Intervention de Jean-Marc Tellier

Séance en hémicycle du mardi 17 octobre 2023 à 21h30
Projet de loi de finances pour 2024 — Discussion générale

Photo issue du site de l'Assemblée nationale ou de WikipediaJean-Marc Tellier :

Hier s'est ouverte la conférence sociale sur les salaires. Vous avez affirmé à cette occasion, monsieur le ministre délégué, que vous étiez contre l'indexation des salaires sur l'inflation, contre la hausse généralisée des salaires et opposé à un coup de pouce au Smic. Cette conférence sur les bas salaires vise donc non à les augmenter, mais à les maintenir bas. Êtes-vous à ce point déconnecté de la réalité des Français et de leur portefeuille ? Tout porte à le croire à la lecture de ce projet de loi de finances – qui ne contient rien, ou si peu, pour renforcer le pouvoir de vivre des Français, rien sur le prix des denrées alimentaires, rien sur le prix de l'essence, rien sur le prix de l'énergie !

Depuis 2017, le Gouvernement est sourd à la situation sociale du pays. Votre seule boussole est la politique de l'offre, soutenue par la théorie du ruissellement des revenus des plus riches vers les couches moyenne et modeste, traduction de l'adage « Quand les gros maigrissent, les maigres meurent ». Cette théorie est une hérésie : toutes les études montrent que l'accroissement du patrimoine des ultrariches – celui des 500 plus grosses fortunes a atteint 1 170 milliards en 2022 – s'accompagne d'une progression du taux de pauvreté.
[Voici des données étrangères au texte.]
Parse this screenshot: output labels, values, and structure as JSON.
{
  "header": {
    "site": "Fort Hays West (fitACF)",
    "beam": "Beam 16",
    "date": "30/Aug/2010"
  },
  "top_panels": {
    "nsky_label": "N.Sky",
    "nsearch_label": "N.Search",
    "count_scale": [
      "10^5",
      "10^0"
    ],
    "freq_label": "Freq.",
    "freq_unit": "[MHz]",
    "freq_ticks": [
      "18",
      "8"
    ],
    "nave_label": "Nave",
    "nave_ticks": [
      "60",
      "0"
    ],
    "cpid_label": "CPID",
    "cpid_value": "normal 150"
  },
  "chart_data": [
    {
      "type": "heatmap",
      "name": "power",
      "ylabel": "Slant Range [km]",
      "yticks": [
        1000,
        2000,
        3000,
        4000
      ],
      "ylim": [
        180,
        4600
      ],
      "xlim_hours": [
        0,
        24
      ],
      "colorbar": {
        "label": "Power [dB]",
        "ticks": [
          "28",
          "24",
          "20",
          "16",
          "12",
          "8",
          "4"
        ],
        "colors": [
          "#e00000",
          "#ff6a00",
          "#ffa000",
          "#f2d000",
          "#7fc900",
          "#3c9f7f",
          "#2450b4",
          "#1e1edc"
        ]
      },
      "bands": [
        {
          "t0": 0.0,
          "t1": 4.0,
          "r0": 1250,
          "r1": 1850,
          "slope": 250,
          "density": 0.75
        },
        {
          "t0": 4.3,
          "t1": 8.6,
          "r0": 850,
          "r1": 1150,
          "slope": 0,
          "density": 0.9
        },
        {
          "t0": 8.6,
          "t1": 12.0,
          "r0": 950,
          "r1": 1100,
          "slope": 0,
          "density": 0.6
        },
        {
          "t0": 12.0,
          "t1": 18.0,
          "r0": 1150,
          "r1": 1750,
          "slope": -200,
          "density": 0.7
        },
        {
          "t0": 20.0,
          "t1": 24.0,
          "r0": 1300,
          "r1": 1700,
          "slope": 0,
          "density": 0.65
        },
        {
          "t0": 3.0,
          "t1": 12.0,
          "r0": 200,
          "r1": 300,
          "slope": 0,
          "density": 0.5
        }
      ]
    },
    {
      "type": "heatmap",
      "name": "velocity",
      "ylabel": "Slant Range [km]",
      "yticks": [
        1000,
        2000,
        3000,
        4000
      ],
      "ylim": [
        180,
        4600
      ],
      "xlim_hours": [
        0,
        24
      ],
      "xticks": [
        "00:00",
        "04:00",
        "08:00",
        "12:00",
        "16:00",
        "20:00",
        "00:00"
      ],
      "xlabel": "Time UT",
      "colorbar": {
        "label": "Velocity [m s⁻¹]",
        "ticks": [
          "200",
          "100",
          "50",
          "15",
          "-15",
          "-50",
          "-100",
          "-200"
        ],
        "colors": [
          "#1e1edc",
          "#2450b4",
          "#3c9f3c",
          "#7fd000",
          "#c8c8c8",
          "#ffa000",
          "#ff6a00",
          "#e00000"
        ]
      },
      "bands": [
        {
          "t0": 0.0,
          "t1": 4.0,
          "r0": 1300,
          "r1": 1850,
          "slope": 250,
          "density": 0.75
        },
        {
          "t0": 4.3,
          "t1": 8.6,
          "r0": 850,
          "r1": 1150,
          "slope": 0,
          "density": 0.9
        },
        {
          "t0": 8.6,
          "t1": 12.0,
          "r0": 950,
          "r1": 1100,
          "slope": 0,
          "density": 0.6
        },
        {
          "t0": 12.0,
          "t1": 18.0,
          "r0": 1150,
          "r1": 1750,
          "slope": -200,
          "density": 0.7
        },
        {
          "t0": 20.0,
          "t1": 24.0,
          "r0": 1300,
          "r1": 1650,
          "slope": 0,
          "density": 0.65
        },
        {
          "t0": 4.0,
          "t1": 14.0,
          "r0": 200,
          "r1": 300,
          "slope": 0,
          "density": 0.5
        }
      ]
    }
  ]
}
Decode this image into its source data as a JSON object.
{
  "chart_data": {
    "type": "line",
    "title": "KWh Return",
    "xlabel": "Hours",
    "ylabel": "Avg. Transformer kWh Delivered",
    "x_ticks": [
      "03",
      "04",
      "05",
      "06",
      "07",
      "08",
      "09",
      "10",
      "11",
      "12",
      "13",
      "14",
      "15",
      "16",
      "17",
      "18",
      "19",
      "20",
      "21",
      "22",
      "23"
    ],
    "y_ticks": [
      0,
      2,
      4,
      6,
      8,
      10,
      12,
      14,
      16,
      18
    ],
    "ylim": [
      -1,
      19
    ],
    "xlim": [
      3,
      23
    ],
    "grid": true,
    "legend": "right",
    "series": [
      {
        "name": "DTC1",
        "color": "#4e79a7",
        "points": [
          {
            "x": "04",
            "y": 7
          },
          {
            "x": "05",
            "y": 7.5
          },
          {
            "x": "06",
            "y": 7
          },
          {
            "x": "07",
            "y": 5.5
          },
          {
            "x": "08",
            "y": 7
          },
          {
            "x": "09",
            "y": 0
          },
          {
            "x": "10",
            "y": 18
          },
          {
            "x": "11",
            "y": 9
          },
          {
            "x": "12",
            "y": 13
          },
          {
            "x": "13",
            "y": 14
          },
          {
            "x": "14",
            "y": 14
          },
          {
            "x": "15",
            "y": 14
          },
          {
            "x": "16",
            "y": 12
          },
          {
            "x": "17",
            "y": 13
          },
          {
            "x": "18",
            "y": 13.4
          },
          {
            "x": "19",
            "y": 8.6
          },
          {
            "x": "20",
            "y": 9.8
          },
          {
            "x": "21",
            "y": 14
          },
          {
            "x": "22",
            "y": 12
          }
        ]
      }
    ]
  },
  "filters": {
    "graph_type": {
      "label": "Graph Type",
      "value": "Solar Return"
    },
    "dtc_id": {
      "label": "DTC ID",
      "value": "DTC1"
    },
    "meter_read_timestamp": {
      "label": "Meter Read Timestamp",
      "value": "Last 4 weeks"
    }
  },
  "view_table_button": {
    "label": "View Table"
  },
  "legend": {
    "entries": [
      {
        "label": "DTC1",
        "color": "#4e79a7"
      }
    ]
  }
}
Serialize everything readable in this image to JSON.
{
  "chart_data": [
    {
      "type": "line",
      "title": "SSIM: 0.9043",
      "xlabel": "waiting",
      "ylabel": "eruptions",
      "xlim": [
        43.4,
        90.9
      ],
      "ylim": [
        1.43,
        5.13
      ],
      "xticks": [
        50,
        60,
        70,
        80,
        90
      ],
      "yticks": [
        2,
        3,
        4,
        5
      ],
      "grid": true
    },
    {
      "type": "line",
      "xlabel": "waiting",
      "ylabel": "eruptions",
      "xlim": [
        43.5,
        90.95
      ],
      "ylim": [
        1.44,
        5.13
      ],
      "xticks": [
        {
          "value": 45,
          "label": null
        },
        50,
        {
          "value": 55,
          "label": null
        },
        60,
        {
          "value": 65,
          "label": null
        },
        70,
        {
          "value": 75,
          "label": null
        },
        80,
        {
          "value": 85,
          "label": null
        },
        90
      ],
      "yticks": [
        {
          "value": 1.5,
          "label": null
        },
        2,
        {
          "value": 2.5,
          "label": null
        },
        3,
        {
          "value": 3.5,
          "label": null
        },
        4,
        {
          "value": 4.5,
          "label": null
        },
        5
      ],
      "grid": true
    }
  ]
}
Face à ce constat inéluctable, les libéraux ressortent le sempiternel argument du record d'Europe du taux de prélèvements obligatoires détenu par la France. Ils oublient toutefois de dire que si ce taux est si élevé, c'est parce que la France a fait le choix des services collectifs – création et extension de la sécurité sociale, maîtrise des grands services publics, développement de collectivités territoriales porteuses de services de proximité. Notre pays a décidé de mettre du commun là où d'autres choisissaient de privilégier des réponses individuelles aux défis en matière de santé, d'éducation, de sécurité ou de transports.

Ce modèle est au cœur de la confrontation engagée depuis plusieurs décennies, qui s'aiguise dans l'examen de ce projet de loi de finances pour 2024 en prenant la forme de plusieurs questions. Comment répondre à la nécessaire augmentation des salaires, des pensions et des allocations ? Comment affronter l'intensification de la crise du logement ? Comment réussir la transition écologique et répondre à l'urgence climatique ? Comment permettre aux collectivités locales d'assurer leur rôle de premier maillon de la République ? Si le taux des prélèvements obligatoires est si élevé, c'est aussi en raison de la multiplication des cadeaux fiscaux, qui représentent plus de 175 milliards alors qu'ils ne profitent qu'à une minorité.

Si l'on regarde la forme des prélèvements obligatoires, plus que leur taux, force est de constater qu'ils sont de plus en plus régressifs. C'est un vrai drame !

Vous avez fait de la TVA le principal impôt ; vous avez supprimé l'imposition sur les patrimoines les plus importants ; vous avez multiplié les exonérations et allègements au profit d'un petit nombre de ménages et d'entreprises, si bien que les prélèvements obligatoires de notre pays sont devenus régressifs, en contradiction avec l'article 13 de la Déclaration des droits de l'homme et du citoyen, aux termes duquel « une contribution commune est indispensable ; elle doit être également répartie entre tous les citoyens, en raison de leurs facultés ».

L'impôt sur le revenu, le seul impôt qui reste progressif, ne représente plus que 20 % des recettes fiscales, soit 54 % de moins que la TVA et 30 % de moins que la CSG. C'est bien trop peu. Nos concitoyens ne sont pas des clients ; ils n'ont pas à « en avoir pour [leurs] impôts », contrairement à ce que déclare M. Gabriel Attal. Non, l'impôt doit redevenir un outil au service de la réduction des inégalités ainsi que du financement de nos services publics et de notre modèle social ; la contribution fiscale de chacun doit être proportionnelle à ses moyens.

Les défis sont immenses et nous devons nous donner collectivement les moyens de les relever. Il faut supprimer une part des dépenses fiscales ou des allègements sociaux, afin de créer un véritable plan d'urgence pour l'hôpital. Les patrimoines les plus importants devraient contribuer davantage, grâce à la création d'un ISF rénové, qui viserait tant les biens mobiliers que les biens professionnels et les biens immobiliers, afin de disposer des ressources nécessaires à la transition écologique.